According to him, BJP and Modi win because of the first-past-the-post system of election and, in any case, the 38 per cent votes that they polled constituted the 'largest minority'.

The goal of leadership is to remove fissures and promote harmony, per Dr. Prabhakar; it is not the job of leaders to be divisive and pander to communal sentiments. If BJP and Modi wanted to usher in a Hindu rashtra, he said, that should have been the plank on which they should have contested the election in 2014.

Dr. Prabhakar pointed out that Hindu majoritarianism did not find acceptance in India when the ground was apparently most fertile for it— immediately after Partition. That was the time when millions of people from both communities were migrating en masse and bodies in thousands were arriving in each country; when feelings ran high, and fear and insecurity were more. But majoritarianism did not find acceptance in India at that time.

Yet it is finding acceptance seven decades later, among a generation of Indians who possibly have no recollection of the Partition and presumably did not suffer from it, highlighted Dr. Prabhakar.

India is being dragged back to the Dark Ages and the slide needs to be arrested, he added.


He reminded Karan Thapar that the BJP actually swore by secularism till even 10 years ago: "They would say BJP is genuinely secular while all other parties were pseudo secular," he said, but now the party has jettisoned secularism for unabashed Hindutva.

The republic is also facing a crisis, he emphasised, because of the Modi regime’s "staggering incompetence" in mishandling the economy.

The BJP, he reminded Thapar and his viewers, never had a cohesive economic philosophy. When the party was founded in 1980 and changed its name from the Bharatiya Jan Sangh in 1980, it had claimed to be wedded to Gandhian socialism. It opposed economic reforms in the 1990s, and now it seems to be advised by who he called 'voodoo economists'.

Asked by Thapar if he was referring to the chief economic advisors, or the late Arun Jaitley and Nirmala Sitharaman as finance ministers, Dr. Prabhakar said he would not speak about individuals. Asked why he had named Narendra Modi in that case, an unruffled Dr. Prabhakar replied that it was because it was the 'Modi regime' and it was the PM who called the shots.

Any economist with some basic training in economics, he argued, would not have recommended demonetisation on such a large scale and at such short notice. It was a colossal mistake, and the subsequent wrong policies compounded the mistake and aggravated the crisis, held Dr. Prabhakar.

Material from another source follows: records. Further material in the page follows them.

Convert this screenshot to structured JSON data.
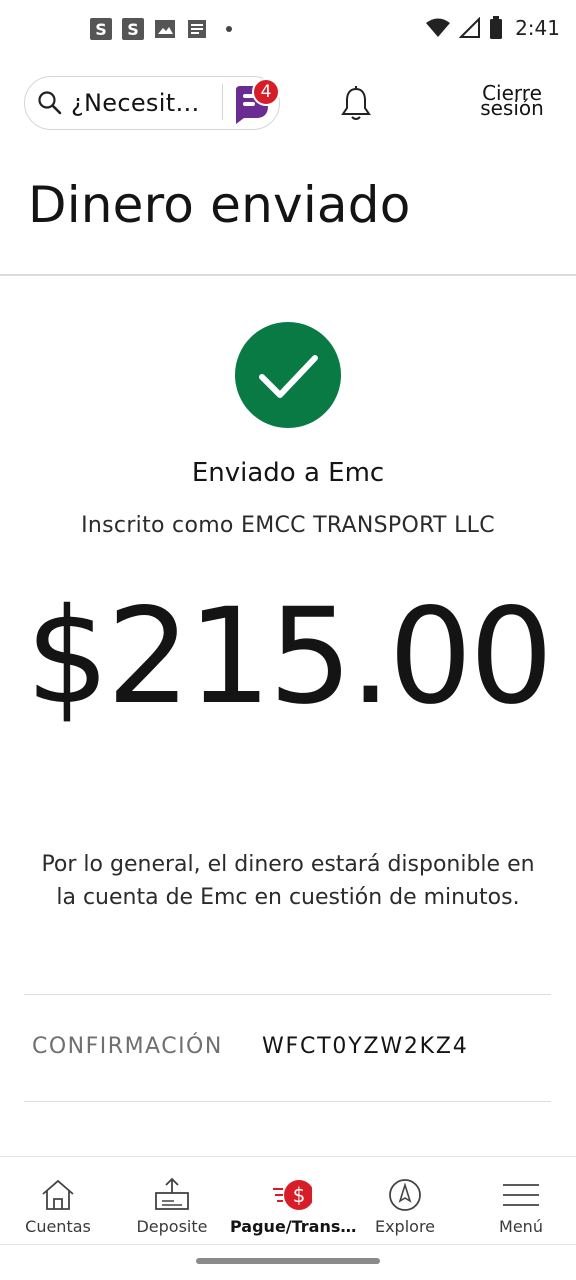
{
  "status_bar": {
    "notif_icon_1": "S",
    "notif_icon_2": "S",
    "time": "2:41",
    "icons": [
      "image-icon",
      "note-icon",
      "wifi-icon",
      "signal-icon",
      "battery-icon"
    ]
  },
  "header": {
    "search_placeholder": "¿Necesit…",
    "fargo_badge_count": "4",
    "logout_line1": "Cierre",
    "logout_line2": "sesión"
  },
  "page": {
    "title": "Dinero enviado"
  },
  "confirmation": {
    "sent_to": "Enviado a Emc",
    "enrolled_as": "Inscrito como EMCC TRANSPORT LLC",
    "amount": "$215.00",
    "info_text": "Por lo general, el dinero estará disponible en la cuenta de Emc en cuestión de minutos.",
    "confirmation_label": "CONFIRMACIÓN",
    "confirmation_number": "WFCT0YZW2KZ4"
  },
  "bottom_nav": {
    "items": [
      {
        "label": "Cuentas",
        "icon": "home-icon"
      },
      {
        "label": "Deposite",
        "icon": "deposit-icon"
      },
      {
        "label": "Pague/Trans…",
        "icon": "pay-transfer-icon"
      },
      {
        "label": "Explore",
        "icon": "compass-icon"
      },
      {
        "label": "Menú",
        "icon": "hamburger-menu-icon"
      }
    ],
    "active_index": 2
  },
  "colors": {
    "success_green": "#0a7a45",
    "brand_red": "#d71e28",
    "fargo_purple": "#6b2c91",
    "text_dark": "#141414",
    "divider": "#dcdcdc"
  }
}
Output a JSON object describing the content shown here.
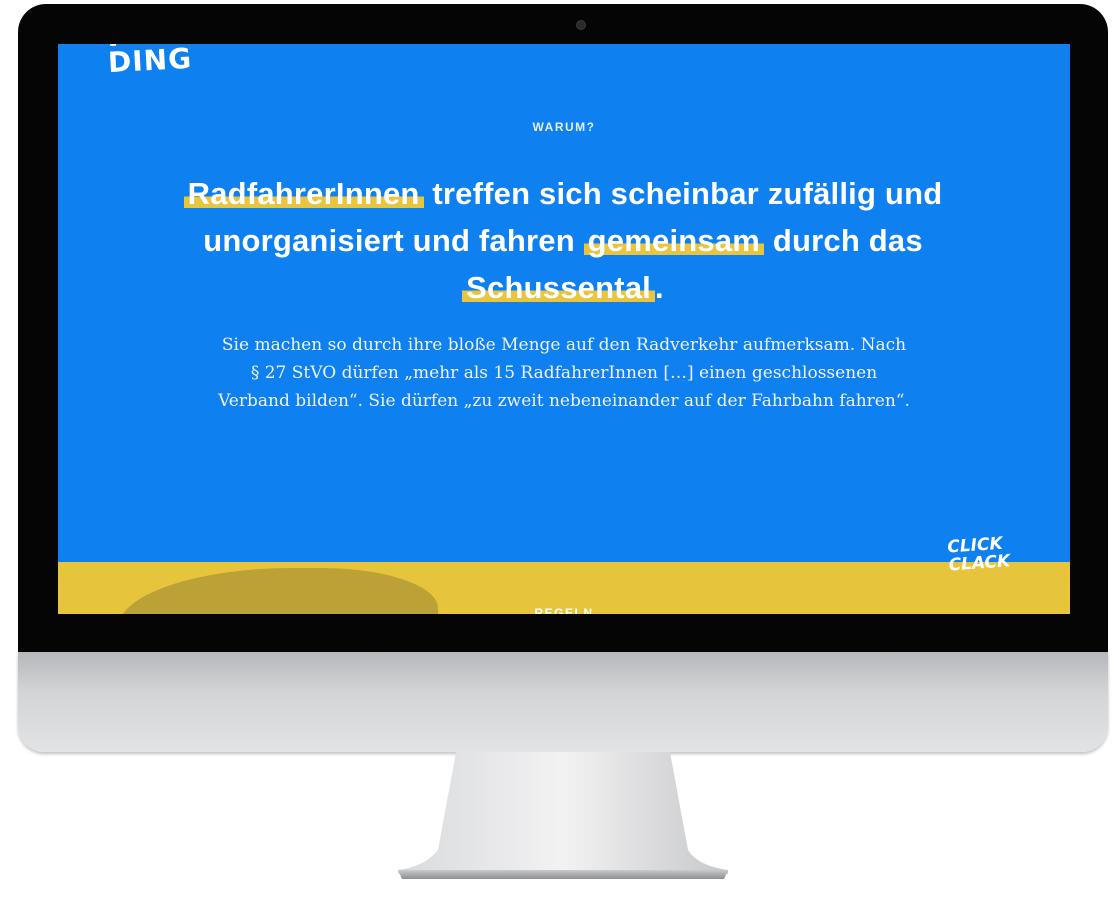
{
  "site": {
    "logo_fragment": "DING",
    "section": {
      "eyebrow": "WARUM?",
      "headline": {
        "h1": "RadfahrerInnen",
        "t1": " treffen sich scheinbar zufällig und unorganisiert und fahren ",
        "h2": "gemeinsam",
        "t2": " durch das ",
        "h3": "Schussental",
        "t3": "."
      },
      "body": "Sie machen so durch ihre bloße Menge auf den Radverkehr auf­merksam. Nach § 27 StVO dürfen „mehr als 15 RadfahrerInnen […] einen geschlossenen Verband bilden“. Sie dürfen „zu zweit neben­einander auf der Fahrbahn fahren“."
    },
    "corner_logo": "CLICK CLACK",
    "next_section_label": "REGELN"
  },
  "colors": {
    "screen_background": "#0e80f0",
    "highlight": "#e8c43f",
    "yellow_band": "#e6c53c",
    "bezel": "#050505"
  }
}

Karan Thapar pointed out that the Modi regime in fact took pride in its performance and boasted of generating both growth and employment. Indeed, union ministers have been glowing in the wake of a report in Wall Street Journal which said on its front page that China had now a rival in India, which was manufacturing 19 per cent of all smart phones. "Wouldn’t you call it progress?" he asked.

An Apple showroom or Foxconn producing phones were insignificant and almost meaningless parts of the economy, Dr. Prabhakar countered. They were not indicators of any real progress. If Indians were to take pride in what the Wall Street Journal and Financial Times were reporting on India, he reflected, they should take the Oxfam Report on India equally seriously. 

The Oxfam Report earlier this year had pointed out growing inequality and increasing concentration of wealth in India. This process has accelerated under the Modi regime and a vast number of Indians have been reduced to paupers. Will the government take credit for it, he wondered.

India has been passing through an agonising phase, and he has often been asked why he is always so critical of the government, Dr. Prabhakar acknowledged. "Don't you see anything good that the government has done?' is a common refrain. His reply: While the government may have done some good, on balance it has done far more harm.

The usual response to this has people daring him to suggest an alternative. Preempting that argument, Dr. Prabhakar replied that alternatives are decided by the people and it was not for him to suggest one.

However, he insisted that the lack of alternatives or him not being keen to suggest one did not make a convincing reason for him to forfeit his right to criticise and call out what he sees as 'blatantly wrong'.

He is an unabashed critic, Dr. Prabhakar conceded.